Harper was selected by the Seattle Seahawks in the fourth round, with the 123rd overall pick, of the 2013 NFL draft.
 On August 31, 2013, Harper was waived during the final roster cuts, becoming the second highest 2013 draftee to not make his NFL team's opening day roster.

The San Francisco 49ers signed him off of the Seahawks practice roster on September 2, 2013. The 49ers later waived Harper on October 17, 2013.

The Green Bay Packers claimed WR Chris Harper off waivers from the San Francisco 49ers on October 18, 2013. He made his NFL regular season debut, playing special teams coverage. He was released on August 24, 2014.

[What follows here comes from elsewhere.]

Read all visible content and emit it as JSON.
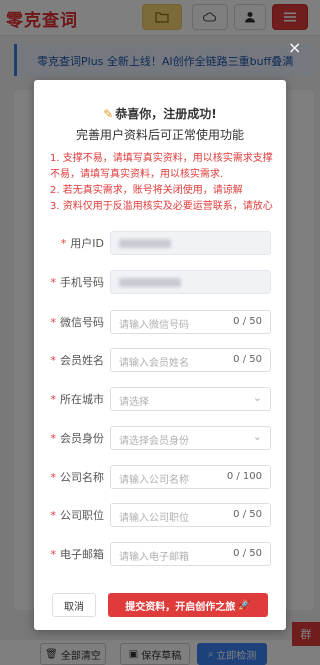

On October 14, 2014, Harper signed with the New York Giants and was placed on the practice squad. On December 29, 2014, he signed a reserve/future contract to remain on the Giants. On August 7, 2015, Harper was waived/injured by the Giants. On the following day, he cleared waivers and was reverted to the Giants' injured reserve list. On September 28, 2015, he was released by the Giants with an injury settlement.

Pre-draft measurables
| Height | Weight | Arm length | Hand span | 40-yard dash | 10-yard split | 20-yard split | 20-yard shuttle | Three-cone drill | Vertical jump | Broad jump | Bench press |
| 6 ft 0+3⁄4 in (1.85 m) | 229 lb (104 kg) | 32+3⁄4 in (0.83 m) | 9+3⁄4 in (0.25 m) | 4.45 s | 1.57 s | 2.63 s | 4.26 s | 6.89 s | 35.5 in (0.90 m) | 9 ft 8 in (2.95 m) | 20 reps |
Sources:

== Music career ==

In October 2017, Harper made his music debut by releasing his first single titled "Just for Me".

==Coaching career==
Harper signed with Athletes Untapped as a private football coach on August 15, 2024.